Depending on who you are, depending on where you live the date of September 11 holds a different meaning.  Today marks the 12th memorial of the terrorist attacks in the United States.  Two and a half years ago on this day, the coastline of most of northeast Japan was forever changed.  Regardless of how this day is important to you, and even if it's not, this day allows us to learn.

There's a saying in the Tohoku region of Japan.  The two-word saying is, tsunami tendenko.  These words contain a simple but powerful meaning:  if facing a tsunami save yourself first.

I've heard this from many of my adopted family and friends over the past two and a half years.  People living in Tohoku have grown up with this saying, hearing it from their parents and grandparents.  Evacuation drills stress safety and survival.  For those who live along the coastlines of Japan, that tsunamis follow an earthquake is a given.  The only escape is to get to higher ground.

It's a simple message.  Why then, did so many people lose their lives in the series of tsunamis that hit the Tohoku coast in 2011?  The answers are many.  Some are painful to divulge, while others are simply tragic.  The concept of when and how to escape begs repeating.  Fair warning:  what sounds easy isn't.  

Multiple foreign groups have visited Rikuzentakata since March 2011.  I've had the opportunity to share stories with many of them.  Part of my job is to relay information on what happened during and after the tsunami.  Another part of my job is to convey a message.  Prepare.  Think.  Have a plan.

Disasters cannot be predicted, whether natural, war, or cause by carelessness and accidents.  Many cannot be avoided.  While not diminishing routine fire and evacuation drills, the most important way to prepare is to not take disasters lightly.

This is where tsunami tendenko comes in.  Those living along the coastline of Japan are taught to run to high ground after an earthquake.  What we learned from the disaster of 2011 is as follows:  stay on high ground, remain calm but run, don't drive to evacuate, and take warnings seriously.

The tsunami hit approximately 30 minutes after the M9.0 earthquake.  Many who had run to higher ground went back to their homes and businesses thinking they had time to get their dog, their bank book, cash, and other items of importance.  The lesson learned?  Don't.

On March 9th, 2011 another large earthquake hit the same region.  A tsunami warning was issued but nothing happened.  Many who were in the towns where the warning came on March 9th stayed put on the 11th.  No tsunami two days ago meant it wasn't going to happen today either.  They paid for their mistake with their lives.

Those who tried to drive to safety ended up in a traffic jam.  Logic dictates cars run faster than people.  The truth behind this doesn't take into consideration people can get to places cars can't, and if people run they can avoid being stuck in traffic.

What does it mean to have a plan?  What does it mean to think through this plan?  Tsunami tendenko teaches people the simple message, everyone for themselves.  On the surface this seems cold and harsh but it warrants a second look.

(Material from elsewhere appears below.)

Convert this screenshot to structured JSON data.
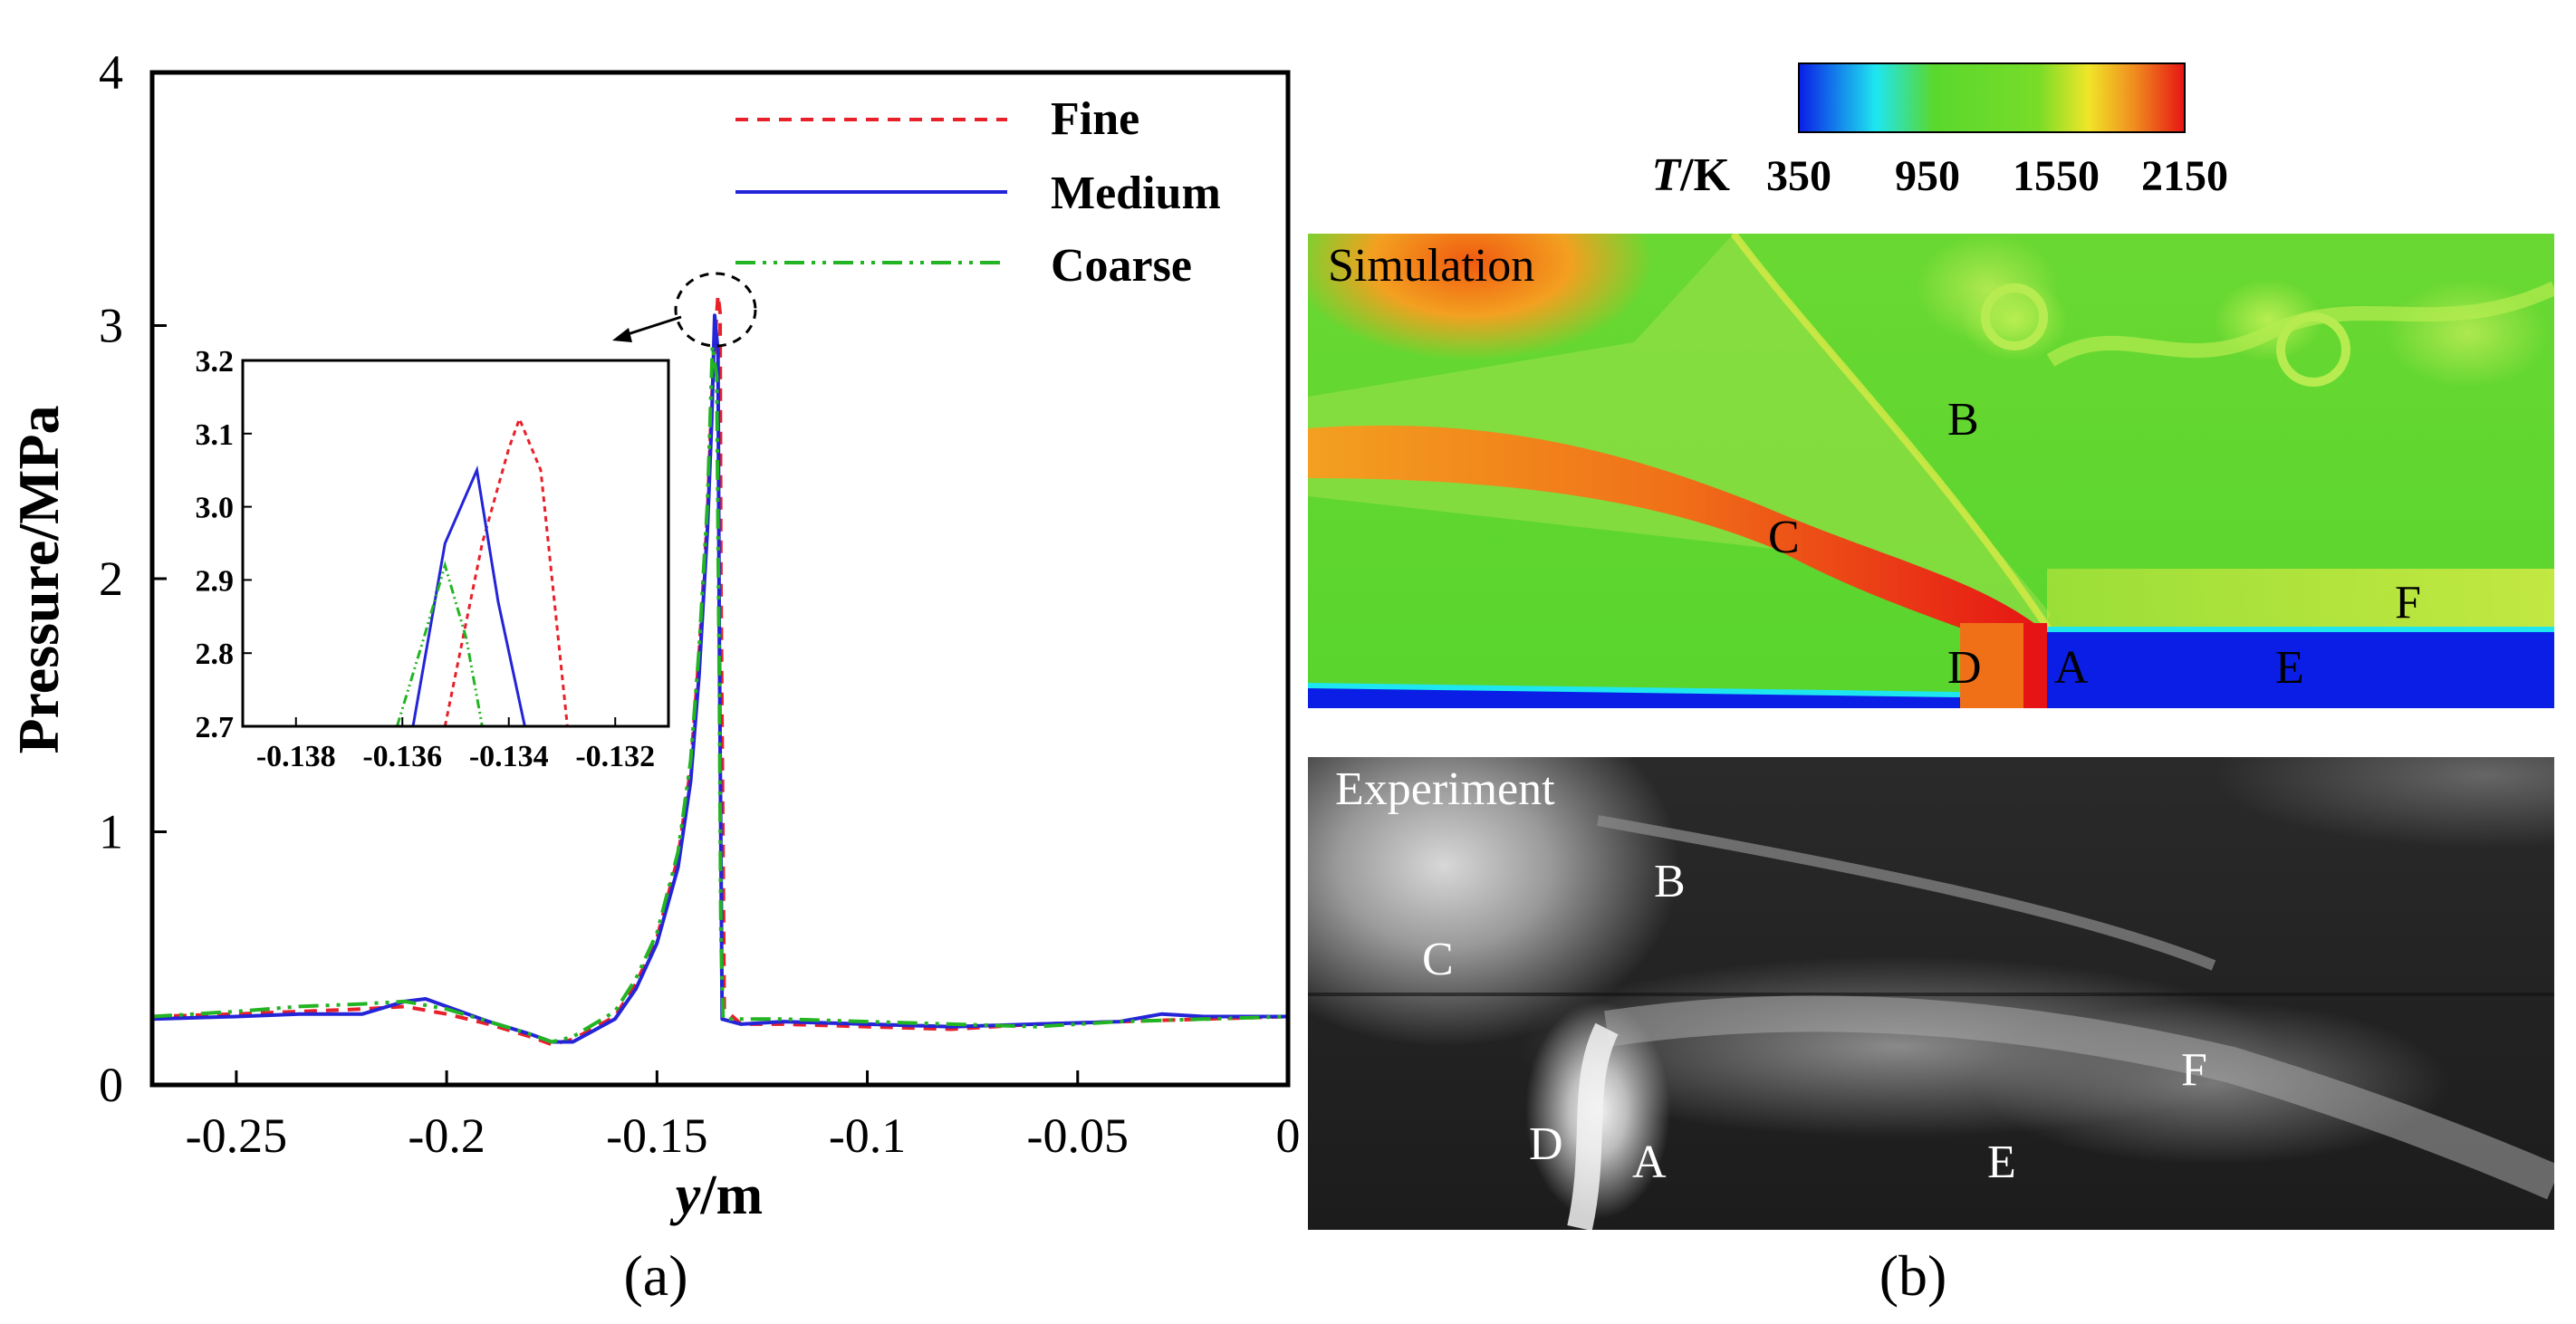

For many, the idea of escaping to safety, to protect oneself is natural.  Our instinct is to live.  To survive.  For some, it's equally natural to want to help those around them.  Tsunami tendenko offers a simple message:  don't. 

This begs the following question:  Are you willing to die for others?  If so, whom? 

Parents naturally want to protect their children.  Are you prepared to leave everything behind (i.e. keys, cell phone, cash, passport, your backpack filled with emergency food and water) to grab your kids?  If faced with the decision of protecting your spouse over your children whom will you choose?  What about your colleagues?  Your friends?  Will you stay behind to help an injured friend or will you run for your life?

The message is simple.  Think.  Have a plan.  Stick to it.  Live.

My hope is days like September 11th will hold meaning for no one.  None of us want to commemorate disasters, whether caused by terrorists or an earthquake.  That said, none of us can see into our futures.  Life is precious.  Have a plan.